Another one of Glossip’s lawyers, Donald Knight, said he will use the additional weeks to press the inmate’s claim that he had nothing to do with Van Treese’s death.
“Hopefully the extra time will bring us more witnesses who know Justin Sneed is a liar,” Knight said.
Besides his innocence claim, Glossip has been the lead plaintiff in a separate case in which his attorneys have argued that the sedative midazolam wouldn’t adequately render an inmate unconscious before the second and third drugs were administered. They said that presented a substantial risk of violating the Eighth Amendment’s prohibition on cruel and unusual punishment.
However, the U.S. Supreme Court voted 5-4 in June that the sedative’s use was constitutional.
Oklahoma’s protocols call for the use of midazolam at the start of an execution. It is followed by vecuronium bromide, which halts an inmate’s breathing, and potassium chloride, which stops the heart.
Oklahoma first used midazolam in the Lockett execution. After that, the state increased by five times the amount of midazolam it uses and executed Charles Warner in January. He complained of a burning sensation but showed no other obvious signs of physical distress.

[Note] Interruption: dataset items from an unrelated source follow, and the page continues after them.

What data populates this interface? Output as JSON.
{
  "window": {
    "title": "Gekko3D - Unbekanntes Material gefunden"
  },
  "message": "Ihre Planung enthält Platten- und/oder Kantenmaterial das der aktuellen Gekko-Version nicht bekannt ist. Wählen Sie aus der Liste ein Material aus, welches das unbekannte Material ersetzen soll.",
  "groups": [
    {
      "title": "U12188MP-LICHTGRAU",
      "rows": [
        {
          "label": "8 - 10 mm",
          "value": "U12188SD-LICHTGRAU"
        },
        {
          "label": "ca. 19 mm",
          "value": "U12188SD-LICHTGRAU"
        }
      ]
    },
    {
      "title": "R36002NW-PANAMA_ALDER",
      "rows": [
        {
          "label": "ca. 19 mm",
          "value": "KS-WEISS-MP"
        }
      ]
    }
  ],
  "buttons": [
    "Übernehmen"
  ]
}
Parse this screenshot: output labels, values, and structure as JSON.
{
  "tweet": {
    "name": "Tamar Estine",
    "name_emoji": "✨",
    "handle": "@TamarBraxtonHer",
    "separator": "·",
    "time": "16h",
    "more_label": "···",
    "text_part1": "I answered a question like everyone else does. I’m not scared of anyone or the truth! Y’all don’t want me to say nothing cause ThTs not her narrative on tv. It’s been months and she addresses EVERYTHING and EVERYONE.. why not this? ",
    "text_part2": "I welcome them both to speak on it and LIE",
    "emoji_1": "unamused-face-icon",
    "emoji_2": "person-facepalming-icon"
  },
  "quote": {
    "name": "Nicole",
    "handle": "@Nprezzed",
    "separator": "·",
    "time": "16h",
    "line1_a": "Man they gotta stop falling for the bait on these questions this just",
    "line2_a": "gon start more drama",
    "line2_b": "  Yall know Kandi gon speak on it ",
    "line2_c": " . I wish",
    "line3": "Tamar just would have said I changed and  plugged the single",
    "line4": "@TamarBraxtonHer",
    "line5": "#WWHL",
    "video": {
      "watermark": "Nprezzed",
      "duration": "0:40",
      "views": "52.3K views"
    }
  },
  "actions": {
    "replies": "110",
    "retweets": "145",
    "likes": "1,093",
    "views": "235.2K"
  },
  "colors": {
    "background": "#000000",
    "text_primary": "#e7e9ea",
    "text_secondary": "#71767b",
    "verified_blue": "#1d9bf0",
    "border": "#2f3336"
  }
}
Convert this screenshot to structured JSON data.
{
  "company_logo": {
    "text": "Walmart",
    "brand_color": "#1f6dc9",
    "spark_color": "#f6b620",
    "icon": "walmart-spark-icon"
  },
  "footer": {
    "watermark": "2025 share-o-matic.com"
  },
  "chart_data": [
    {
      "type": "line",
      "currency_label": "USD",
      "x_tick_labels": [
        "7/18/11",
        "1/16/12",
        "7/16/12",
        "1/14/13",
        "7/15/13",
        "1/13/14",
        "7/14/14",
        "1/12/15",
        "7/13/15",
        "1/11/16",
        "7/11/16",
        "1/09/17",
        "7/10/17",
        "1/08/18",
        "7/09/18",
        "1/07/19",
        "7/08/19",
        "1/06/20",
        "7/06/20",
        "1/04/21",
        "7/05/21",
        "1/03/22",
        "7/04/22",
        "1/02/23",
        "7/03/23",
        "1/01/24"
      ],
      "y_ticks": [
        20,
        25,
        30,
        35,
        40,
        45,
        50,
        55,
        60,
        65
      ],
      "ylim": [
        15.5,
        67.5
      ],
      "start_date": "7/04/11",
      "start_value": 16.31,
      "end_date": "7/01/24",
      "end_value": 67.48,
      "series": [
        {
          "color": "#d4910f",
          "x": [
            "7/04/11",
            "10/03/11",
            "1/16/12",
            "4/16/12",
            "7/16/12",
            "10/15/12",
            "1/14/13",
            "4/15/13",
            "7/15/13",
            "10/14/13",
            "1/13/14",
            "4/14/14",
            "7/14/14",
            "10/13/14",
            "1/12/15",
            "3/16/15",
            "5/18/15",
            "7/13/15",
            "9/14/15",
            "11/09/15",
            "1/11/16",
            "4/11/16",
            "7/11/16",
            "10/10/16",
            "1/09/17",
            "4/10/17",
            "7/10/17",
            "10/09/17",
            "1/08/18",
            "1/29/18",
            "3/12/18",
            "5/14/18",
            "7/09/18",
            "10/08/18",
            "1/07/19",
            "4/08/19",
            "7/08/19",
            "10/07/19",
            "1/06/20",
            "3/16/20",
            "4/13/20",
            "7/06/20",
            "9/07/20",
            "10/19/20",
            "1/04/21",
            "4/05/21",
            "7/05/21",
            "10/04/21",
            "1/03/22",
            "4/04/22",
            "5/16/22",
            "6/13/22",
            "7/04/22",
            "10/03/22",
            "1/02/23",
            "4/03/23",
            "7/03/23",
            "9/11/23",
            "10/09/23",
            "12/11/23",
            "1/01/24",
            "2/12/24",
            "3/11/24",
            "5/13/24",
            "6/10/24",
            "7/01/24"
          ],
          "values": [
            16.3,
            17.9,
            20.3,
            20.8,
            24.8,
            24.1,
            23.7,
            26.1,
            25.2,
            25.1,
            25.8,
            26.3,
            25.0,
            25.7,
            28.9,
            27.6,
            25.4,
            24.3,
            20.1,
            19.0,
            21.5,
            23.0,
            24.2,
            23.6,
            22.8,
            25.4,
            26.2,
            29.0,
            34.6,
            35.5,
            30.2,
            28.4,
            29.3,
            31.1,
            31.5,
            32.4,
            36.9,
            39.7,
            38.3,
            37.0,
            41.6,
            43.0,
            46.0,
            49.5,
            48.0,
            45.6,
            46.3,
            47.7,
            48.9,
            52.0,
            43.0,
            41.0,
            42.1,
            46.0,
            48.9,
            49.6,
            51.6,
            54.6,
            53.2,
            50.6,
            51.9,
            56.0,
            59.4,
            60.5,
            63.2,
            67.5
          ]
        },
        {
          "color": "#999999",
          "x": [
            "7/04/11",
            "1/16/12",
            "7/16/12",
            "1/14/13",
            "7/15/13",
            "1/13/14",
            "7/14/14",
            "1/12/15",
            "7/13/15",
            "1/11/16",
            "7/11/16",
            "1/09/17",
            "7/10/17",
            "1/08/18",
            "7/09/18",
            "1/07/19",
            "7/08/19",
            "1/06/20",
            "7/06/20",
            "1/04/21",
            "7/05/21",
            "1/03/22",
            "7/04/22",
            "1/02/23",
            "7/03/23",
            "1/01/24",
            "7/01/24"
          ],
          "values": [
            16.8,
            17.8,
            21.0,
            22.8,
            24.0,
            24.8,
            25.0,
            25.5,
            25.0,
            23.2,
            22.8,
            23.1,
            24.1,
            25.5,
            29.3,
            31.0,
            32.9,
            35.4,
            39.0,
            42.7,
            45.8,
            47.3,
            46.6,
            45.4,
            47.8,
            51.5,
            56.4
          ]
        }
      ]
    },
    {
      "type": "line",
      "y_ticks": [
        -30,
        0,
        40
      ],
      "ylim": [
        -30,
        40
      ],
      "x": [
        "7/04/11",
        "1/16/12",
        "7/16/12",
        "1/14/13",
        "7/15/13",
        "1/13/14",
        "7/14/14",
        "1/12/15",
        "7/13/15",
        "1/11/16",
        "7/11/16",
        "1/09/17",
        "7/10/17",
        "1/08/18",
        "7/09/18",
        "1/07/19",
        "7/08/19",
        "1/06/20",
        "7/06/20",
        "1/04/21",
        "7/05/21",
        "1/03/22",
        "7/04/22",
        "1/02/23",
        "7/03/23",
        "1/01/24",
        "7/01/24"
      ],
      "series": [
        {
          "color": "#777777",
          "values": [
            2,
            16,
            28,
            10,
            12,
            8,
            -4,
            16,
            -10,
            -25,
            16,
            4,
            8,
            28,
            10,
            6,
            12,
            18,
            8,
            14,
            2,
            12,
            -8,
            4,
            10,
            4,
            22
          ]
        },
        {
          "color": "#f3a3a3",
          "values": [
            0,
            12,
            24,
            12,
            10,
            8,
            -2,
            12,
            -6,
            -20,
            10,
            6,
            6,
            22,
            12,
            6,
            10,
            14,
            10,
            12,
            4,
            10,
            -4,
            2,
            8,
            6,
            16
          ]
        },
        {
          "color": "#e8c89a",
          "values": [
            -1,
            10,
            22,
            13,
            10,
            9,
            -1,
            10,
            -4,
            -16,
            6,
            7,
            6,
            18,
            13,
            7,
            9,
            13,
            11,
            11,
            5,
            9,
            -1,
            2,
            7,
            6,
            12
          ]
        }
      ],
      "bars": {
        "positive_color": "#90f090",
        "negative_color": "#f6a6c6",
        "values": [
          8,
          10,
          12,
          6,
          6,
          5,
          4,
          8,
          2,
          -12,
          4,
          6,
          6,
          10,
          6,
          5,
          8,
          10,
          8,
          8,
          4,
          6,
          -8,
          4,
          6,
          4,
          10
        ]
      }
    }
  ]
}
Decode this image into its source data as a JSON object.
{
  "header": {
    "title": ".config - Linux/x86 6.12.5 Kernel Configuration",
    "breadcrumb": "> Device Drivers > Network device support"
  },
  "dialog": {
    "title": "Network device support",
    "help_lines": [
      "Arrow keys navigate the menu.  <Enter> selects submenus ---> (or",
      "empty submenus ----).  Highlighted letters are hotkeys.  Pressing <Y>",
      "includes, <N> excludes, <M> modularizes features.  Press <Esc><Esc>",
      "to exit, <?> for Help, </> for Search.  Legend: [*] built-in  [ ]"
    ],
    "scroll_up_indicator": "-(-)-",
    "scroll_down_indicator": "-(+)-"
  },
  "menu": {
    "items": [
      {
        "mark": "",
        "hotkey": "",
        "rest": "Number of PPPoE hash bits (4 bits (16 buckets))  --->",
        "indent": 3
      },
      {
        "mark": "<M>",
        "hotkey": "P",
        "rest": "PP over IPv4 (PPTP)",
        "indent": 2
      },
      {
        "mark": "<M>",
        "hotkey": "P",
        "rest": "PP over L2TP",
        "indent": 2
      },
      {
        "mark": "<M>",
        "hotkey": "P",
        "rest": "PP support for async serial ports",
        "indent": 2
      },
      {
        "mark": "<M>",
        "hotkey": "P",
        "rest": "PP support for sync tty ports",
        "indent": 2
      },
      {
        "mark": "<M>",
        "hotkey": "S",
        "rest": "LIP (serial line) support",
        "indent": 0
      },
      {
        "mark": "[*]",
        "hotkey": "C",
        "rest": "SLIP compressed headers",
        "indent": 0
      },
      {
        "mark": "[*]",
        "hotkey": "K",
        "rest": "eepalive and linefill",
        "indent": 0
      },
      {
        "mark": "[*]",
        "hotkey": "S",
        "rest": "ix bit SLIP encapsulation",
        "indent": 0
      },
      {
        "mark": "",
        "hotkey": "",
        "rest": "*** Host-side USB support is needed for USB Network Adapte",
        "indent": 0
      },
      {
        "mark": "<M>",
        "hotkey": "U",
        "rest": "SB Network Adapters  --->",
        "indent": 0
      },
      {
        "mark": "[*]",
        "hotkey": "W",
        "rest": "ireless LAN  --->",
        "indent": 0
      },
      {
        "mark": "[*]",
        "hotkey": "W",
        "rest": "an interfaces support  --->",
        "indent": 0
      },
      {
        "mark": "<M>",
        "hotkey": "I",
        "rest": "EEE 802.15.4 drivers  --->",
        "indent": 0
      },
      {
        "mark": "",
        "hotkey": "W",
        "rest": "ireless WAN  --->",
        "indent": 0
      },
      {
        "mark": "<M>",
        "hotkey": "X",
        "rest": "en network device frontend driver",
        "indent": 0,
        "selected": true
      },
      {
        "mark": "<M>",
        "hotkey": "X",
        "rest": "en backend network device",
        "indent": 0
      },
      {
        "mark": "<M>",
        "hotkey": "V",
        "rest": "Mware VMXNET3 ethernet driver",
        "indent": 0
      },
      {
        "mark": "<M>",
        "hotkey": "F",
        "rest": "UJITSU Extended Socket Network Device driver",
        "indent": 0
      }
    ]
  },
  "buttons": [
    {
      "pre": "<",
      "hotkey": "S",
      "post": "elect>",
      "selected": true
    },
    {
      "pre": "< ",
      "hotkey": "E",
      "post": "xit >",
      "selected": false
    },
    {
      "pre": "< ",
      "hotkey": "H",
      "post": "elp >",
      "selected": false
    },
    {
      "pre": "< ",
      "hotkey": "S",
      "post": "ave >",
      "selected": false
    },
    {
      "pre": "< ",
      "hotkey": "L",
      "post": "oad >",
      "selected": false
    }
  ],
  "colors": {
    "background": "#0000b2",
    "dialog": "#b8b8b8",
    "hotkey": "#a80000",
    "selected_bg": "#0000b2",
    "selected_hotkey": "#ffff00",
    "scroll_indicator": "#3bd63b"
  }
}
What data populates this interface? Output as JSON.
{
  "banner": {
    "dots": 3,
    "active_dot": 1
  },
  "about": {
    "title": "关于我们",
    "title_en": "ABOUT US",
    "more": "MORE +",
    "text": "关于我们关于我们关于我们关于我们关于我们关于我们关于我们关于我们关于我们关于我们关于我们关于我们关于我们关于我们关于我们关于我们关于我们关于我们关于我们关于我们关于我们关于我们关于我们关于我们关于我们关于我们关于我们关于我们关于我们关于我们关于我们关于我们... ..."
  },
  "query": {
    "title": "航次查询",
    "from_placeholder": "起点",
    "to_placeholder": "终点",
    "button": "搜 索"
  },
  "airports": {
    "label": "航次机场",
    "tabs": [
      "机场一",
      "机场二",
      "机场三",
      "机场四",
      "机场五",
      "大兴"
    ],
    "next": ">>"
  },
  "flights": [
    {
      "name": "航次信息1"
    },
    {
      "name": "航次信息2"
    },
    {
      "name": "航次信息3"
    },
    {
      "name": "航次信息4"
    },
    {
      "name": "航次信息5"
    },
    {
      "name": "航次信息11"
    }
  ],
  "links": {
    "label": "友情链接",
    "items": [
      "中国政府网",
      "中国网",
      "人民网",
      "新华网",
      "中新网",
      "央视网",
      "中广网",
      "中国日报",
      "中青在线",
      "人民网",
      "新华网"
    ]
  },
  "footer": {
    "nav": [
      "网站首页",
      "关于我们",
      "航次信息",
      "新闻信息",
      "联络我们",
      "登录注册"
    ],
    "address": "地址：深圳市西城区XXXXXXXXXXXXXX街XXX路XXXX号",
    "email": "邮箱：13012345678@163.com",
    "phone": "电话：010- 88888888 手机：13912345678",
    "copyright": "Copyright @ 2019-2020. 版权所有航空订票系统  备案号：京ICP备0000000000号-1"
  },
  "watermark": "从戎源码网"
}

Oklahoma has two more executions planned in upcoming weeks. Benjamin Cole is set to be executed on Oct. 7 for the 2002 killing of his 9-month-old daughter, and John Grant is scheduled to die on Oct. 28 for the 1998 stabbing death of a prison worker at the Dick Connor Correctional Center in Hominy.
A corrections department spokeswoman said there currently are no plans to delay the executions scheduled for Cole and Grant.